I am throwing a little Saturday morning reading out there in response to the fine posts authored by Gasaway, Hanner, and Jen regarding whether the selection committee should include margin of victory in their deliberations. Let’s do this with bullet points. Consider it Pomeroy’s wish for a brighter bracketing future.

1) This should not be framed as an MOV vs. non-MOV argument. This is about considering how a team wins and loses as opposed to solely whether they win or lose. If this was the NBA and every team played a similar schedule, this would be unnecessary. But given the imbalances that exist in college hoops scheduling and the brevity of the season, this is a logical and necessary consideration if you want to invite the best teams to the tournament.

I absolutely want the committee to consider the difference between Cornell getting screwed on a last-second call at Kansas, or falling behind 25-2 and losing by 40 at Kansas. The results are the same, but there’s much more useful information to be gathered from each game than just a result. (For a real-life example see Davidson’s 2008 non-conference losses.)

2) I actually don’t particularly care whether considerations are made about how a team wins and loses. If you just want the committee to look at wins and losses and not select the best teams, I could live with that. But the thing is that right now the NCAA instructs its committee members to select the best teams. I am living within that reality. And you cannot evaluate which teams are best without considering how they won and lost.

3) The NCAA Men’s Basketball Committee currently looks at more than just wins and losses. Otherwise, there would be no need for committee members to watch teams play on TV or in person, as they tend to do. Furthermore, as I tweeted Thursday night, they have to look at MOV in the Purdue case. If the Boilermakers lost big against Michigan State, and needed late buckets to beat Indiana and Penn State, they are likely to have their seed affected. If they lost in the last seconds to Spartans and dominated the Hoosiers and Nittany Lions, that would be looked at differently, despite the fact that the outcomes in the two cases are the same.

Additionally, this year’s Butler and last season’s Memphis teams do not have appreciably different resumes in terms of quality wins/bad losses. Yet I’m guessing Butler is not being considered for a two-seed because of the difference in the way each team won its games. Memphis provided a completely different level of domination which the committee took into account during the seeding process.

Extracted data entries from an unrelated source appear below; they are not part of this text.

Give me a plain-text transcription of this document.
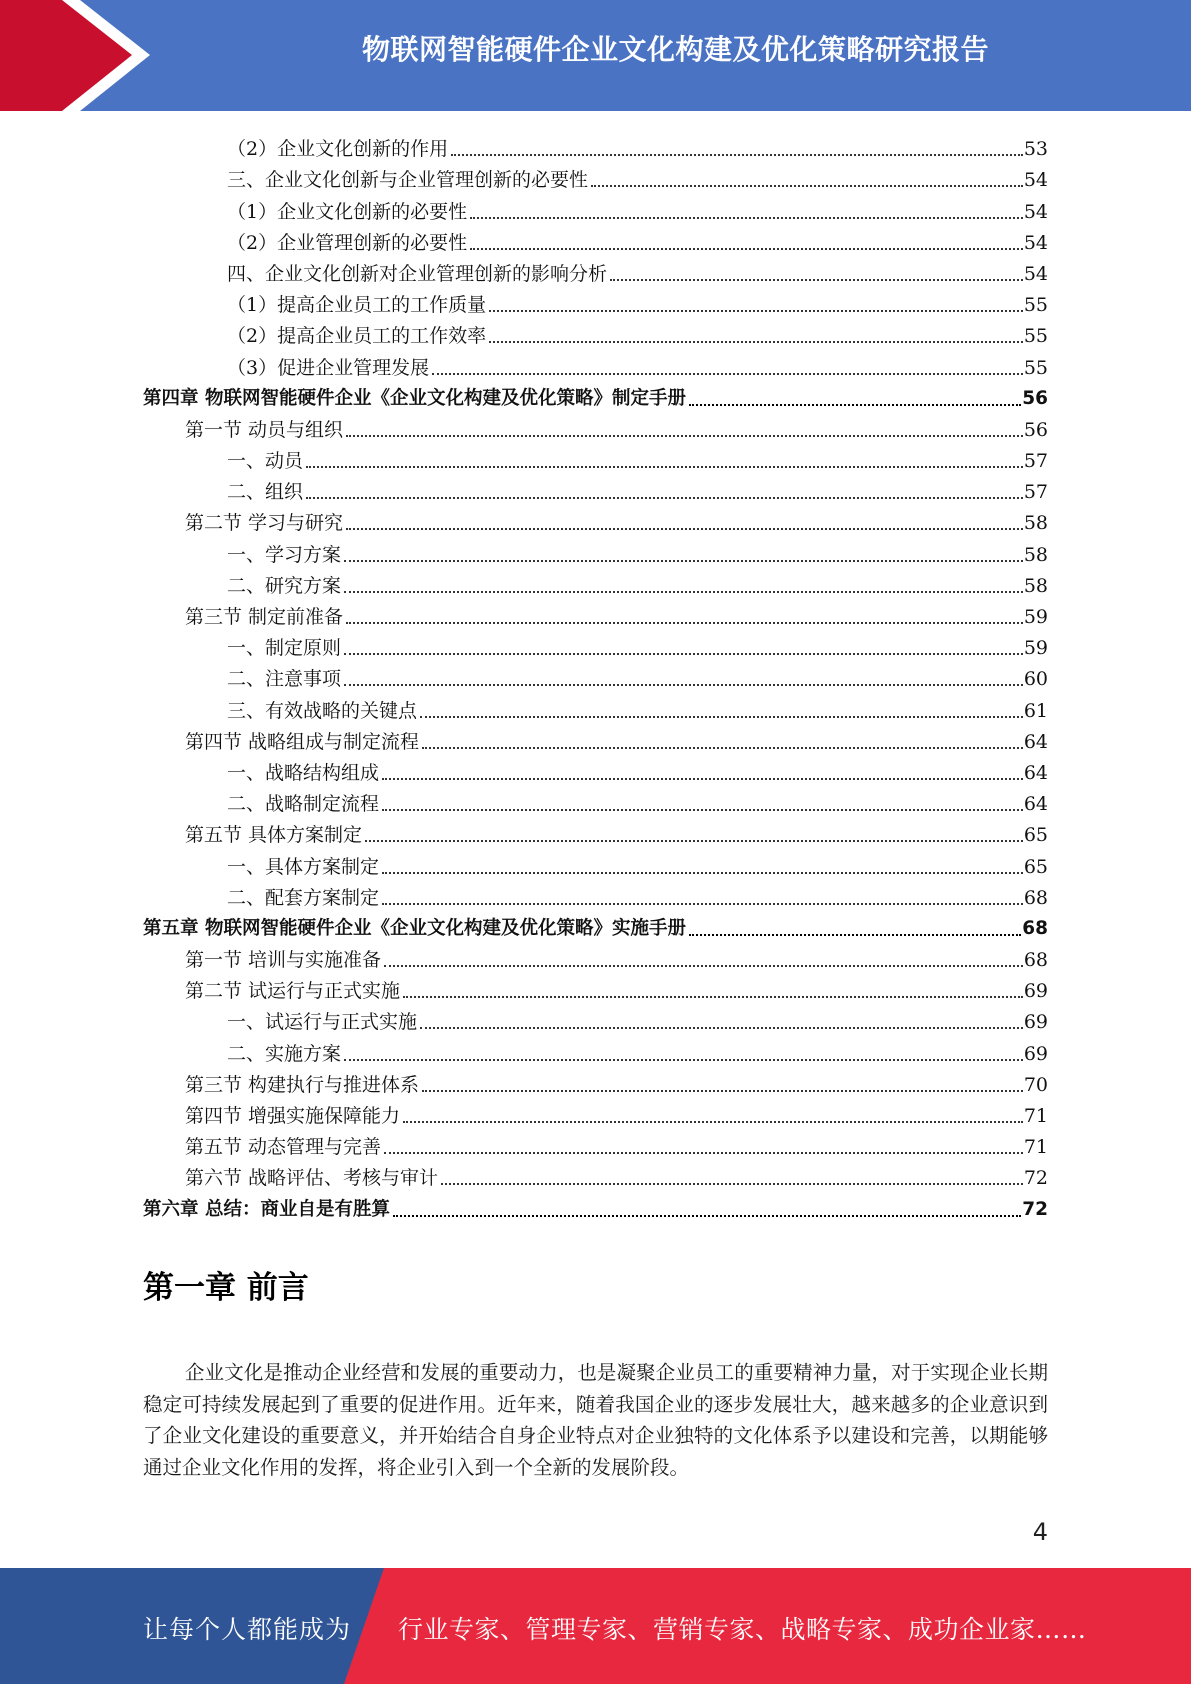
物联网智能硬件企业文化构建及优化策略研究报告
（2）企业文化创新的作用	53
三、企业文化创新与企业管理创新的必要性	54
（1）企业文化创新的必要性	54
（2）企业管理创新的必要性	54
四、企业文化创新对企业管理创新的影响分析	54
（1）提高企业员工的工作质量	55
（2）提高企业员工的工作效率	55
（3）促进企业管理发展	55
第四章 物联网智能硬件企业《企业文化构建及优化策略》制定手册	56
第一节 动员与组织	56
一、动员	57
二、组织	57
第二节 学习与研究	58
一、学习方案	58
二、研究方案	58
第三节 制定前准备	59
一、制定原则	59
二、注意事项	60
三、有效战略的关键点	61
第四节 战略组成与制定流程	64
一、战略结构组成	64
二、战略制定流程	64
第五节 具体方案制定	65
一、具体方案制定	65
二、配套方案制定	68
第五章 物联网智能硬件企业《企业文化构建及优化策略》实施手册	68
第一节 培训与实施准备	68
第二节 试运行与正式实施	69
一、试运行与正式实施	69
二、实施方案	69
第三节 构建执行与推进体系	70
第四节 增强实施保障能力	71
第五节 动态管理与完善	71
第六节 战略评估、考核与审计	72
第六章 总结：商业自是有胜算	72
第一章 前言
企业文化是推动企业经营和发展的重要动力，也是凝聚企业员工的重要精神力量，对于实现企业长期稳定可持续发展起到了重要的促进作用。近年来，随着我国企业的逐步发展壮大，越来越多的企业意识到了企业文化建设的重要意义，并开始结合自身企业特点对企业独特的文化体系予以建设和完善，以期能够通过企业文化作用的发挥，将企业引入到一个全新的发展阶段。
4
让每个人都能成为 行业专家、管理专家、营销专家、战略专家、成功企业家……
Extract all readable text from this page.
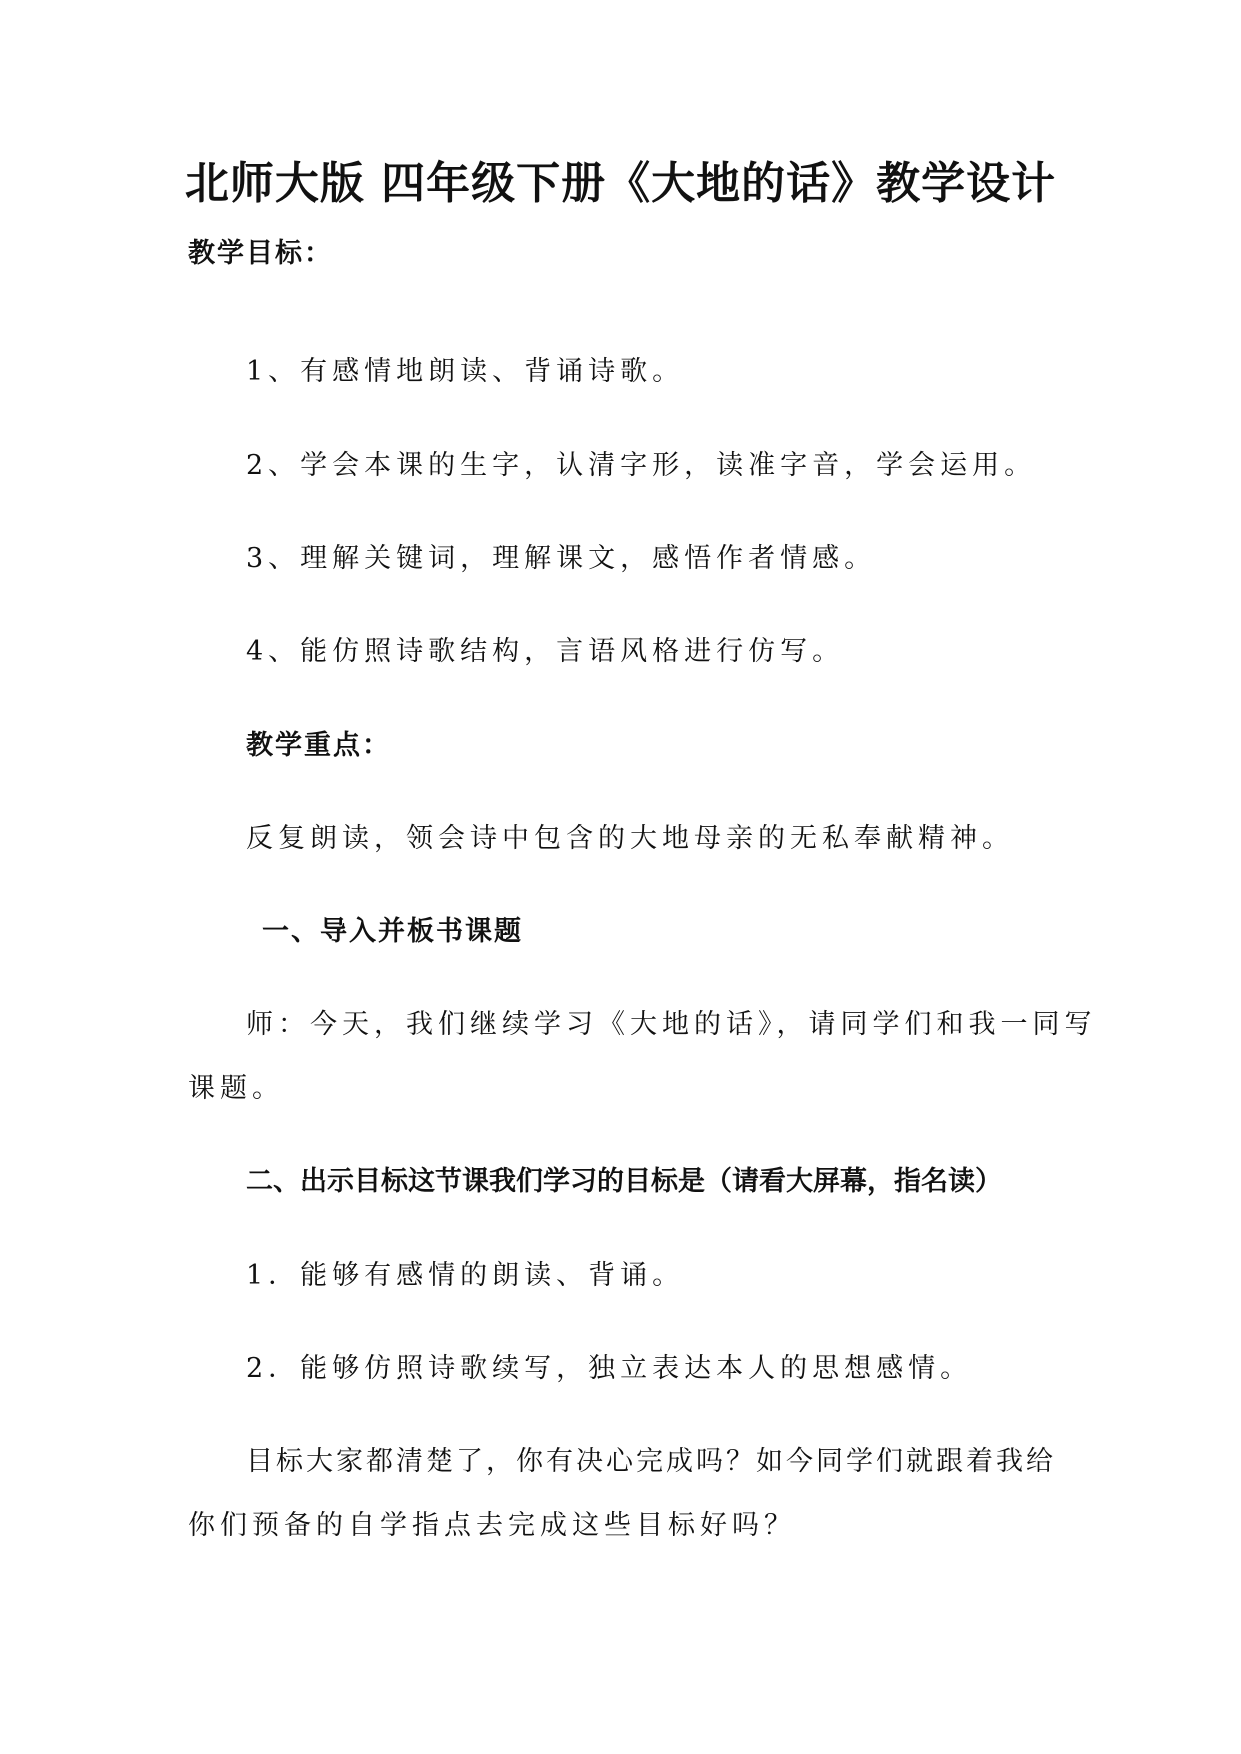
北师大版 四年级下册《大地的话》教学设计
教学目标：
1、有感情地朗读、背诵诗歌。
2、学会本课的生字，认清字形，读准字音，学会运用。
3、理解关键词，理解课文，感悟作者情感。
4、能仿照诗歌结构，言语风格进行仿写。
教学重点：
反复朗读，领会诗中包含的大地母亲的无私奉献精神。
一、导入并板书课题
师：今天，我们继续学习《大地的话》，请同学们和我一同写
课题。
二、出示目标这节课我们学习的目标是（请看大屏幕，指名读）
1．能够有感情的朗读、背诵。
2．能够仿照诗歌续写，独立表达本人的思想感情。
目标大家都清楚了，你有决心完成吗？如今同学们就跟着我给
你们预备的自学指点去完成这些目标好吗？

4) The seeding process definitely needs to consider which teams are better. Referring to point (2), I am negotiable on whether to select teams solely on wins and losses. What really bothers me is that all of our nation’s finest bracketologists will do their best to guess what the committee is going to do, and by and large, they’ll do an accurate job. However, when the brackets are announced, the same people that correctly predicted that Team Awesome would get a six-seed and Team Crappy would get a three-seed will then pick Team Awesome to beat Team Crappy in their second-round “upset special”. Likewise, people with a financial stake in the game will also side with Team Awesome.

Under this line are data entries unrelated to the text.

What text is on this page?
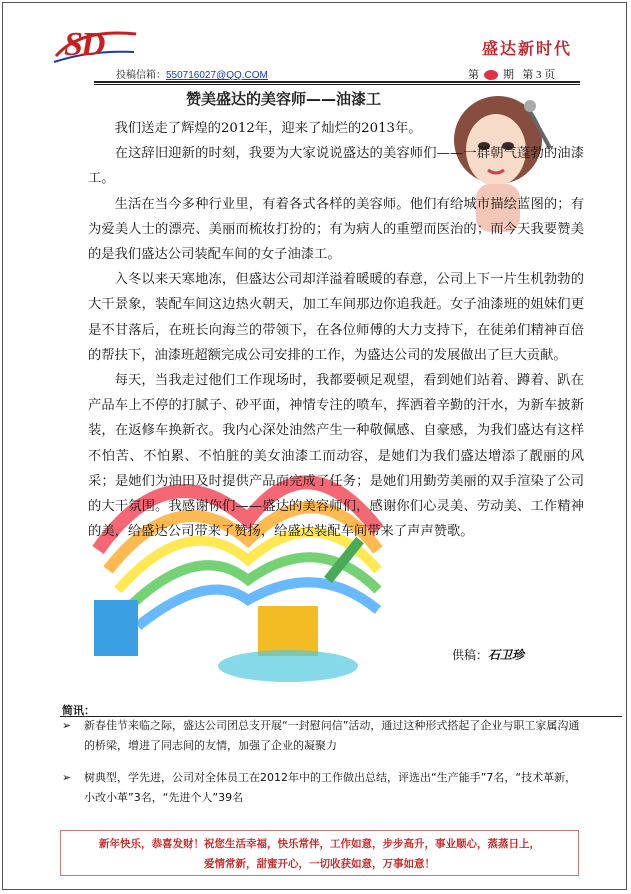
SD
投稿信箱：550716027@QQ.COM
盛达新时代
第 期 第 3 页
赞美盛达的美容师——油漆工

我们送走了辉煌的2012年，迎来了灿烂的2013年。

在这辞旧迎新的时刻，我要为大家说说盛达的美容师们——一群朝气蓬勃的油漆工。

生活在当今多种行业里，有着各式各样的美容师。他们有给城市描绘蓝图的；有为爱美人士的漂亮、美丽而梳妆打扮的；有为病人的重塑而医治的；而今天我要赞美的是我们盛达公司装配车间的女子油漆工。

入冬以来天寒地冻，但盛达公司却洋溢着暖暖的春意，公司上下一片生机勃勃的大干景象，装配车间这边热火朝天，加工车间那边你追我赶。女子油漆班的姐妹们更是不甘落后，在班长向海兰的带领下，在各位师傅的大力支持下，在徒弟们精神百倍的帮扶下，油漆班超额完成公司安排的工作，为盛达公司的发展做出了巨大贡献。

每天，当我走过他们工作现场时，我都要顿足观望，看到她们站着、蹲着、趴在产品车上不停的打腻子、砂平面，神情专注的喷车，挥洒着辛勤的汗水，为新车披新装，在返修车换新衣。我内心深处油然产生一种敬佩感、自豪感，为我们盛达有这样不怕苦、不怕累、不怕脏的美女油漆工而动容，是她们为我们盛达增添了靓丽的风采；是她们为油田及时提供产品而完成了任务；是她们用勤劳美丽的双手渲染了公司的大干氛围。我感谢你们——盛达的美容师们，感谢你们心灵美、劳动美、工作精神的美，给盛达公司带来了赞扬，给盛达装配车间带来了声声赞歌。

供稿：石卫珍
简讯：
➢	新春佳节来临之际，盛达公司团总支开展“一封慰问信”活动，通过这种形式搭起了企业与职工家属沟通的桥梁，增进了同志间的友情，加强了企业的凝聚力
➢	树典型，学先进，公司对全体员工在2012年中的工作做出总结，评选出“生产能手”7名，“技术革新，小改小革”3名，“先进个人”39名
新年快乐，恭喜发财！祝您生活幸福，快乐常伴，工作如意，步步高升，事业顺心，蒸蒸日上，
爱情常新，甜蜜开心，一切收获如意，万事如意！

All of this because it’s understood that Team Awesome is better than Team Crappy, yet Team Crappy got the higher seed because of a flimsy RPI-style resume analysis. This part of the bracketing process creates unfair brackets, and in this case, it’s unfair that Team Awesome had to draw a tougher first-round opponent because of a process that is less robust than it could be.

5) Mainly, I’m opposed to using a single ranking (and bastardization of it) as the sole objective measure used in the committee’s deliberations. Regardless of how you wish to select the 34 at-large teams, it is foolish in 2010 to rely on one system to provide a foundation to do this.  I realize the committee gets more information than just the RPI, but data on the “team sheets” are completely based on RPI and if you read any bracket projection, the sole focus is RPI. Hey, I wouldn’t even want the committee to use my ratings exclusively. I currently have BYU higher than anybody and Villanova about as low as anybody. They are outliers that are corrected by the other systems out there.

And if the NCAA insists on using RPI, then use the team’s ranking directly. If New Mexico is getting credit for beating the 23rd best team when they have a win over Cal, it doesn’t follow that you aren’t allowed to assume that Cal is the 23rd best team when you evaluate the Bears.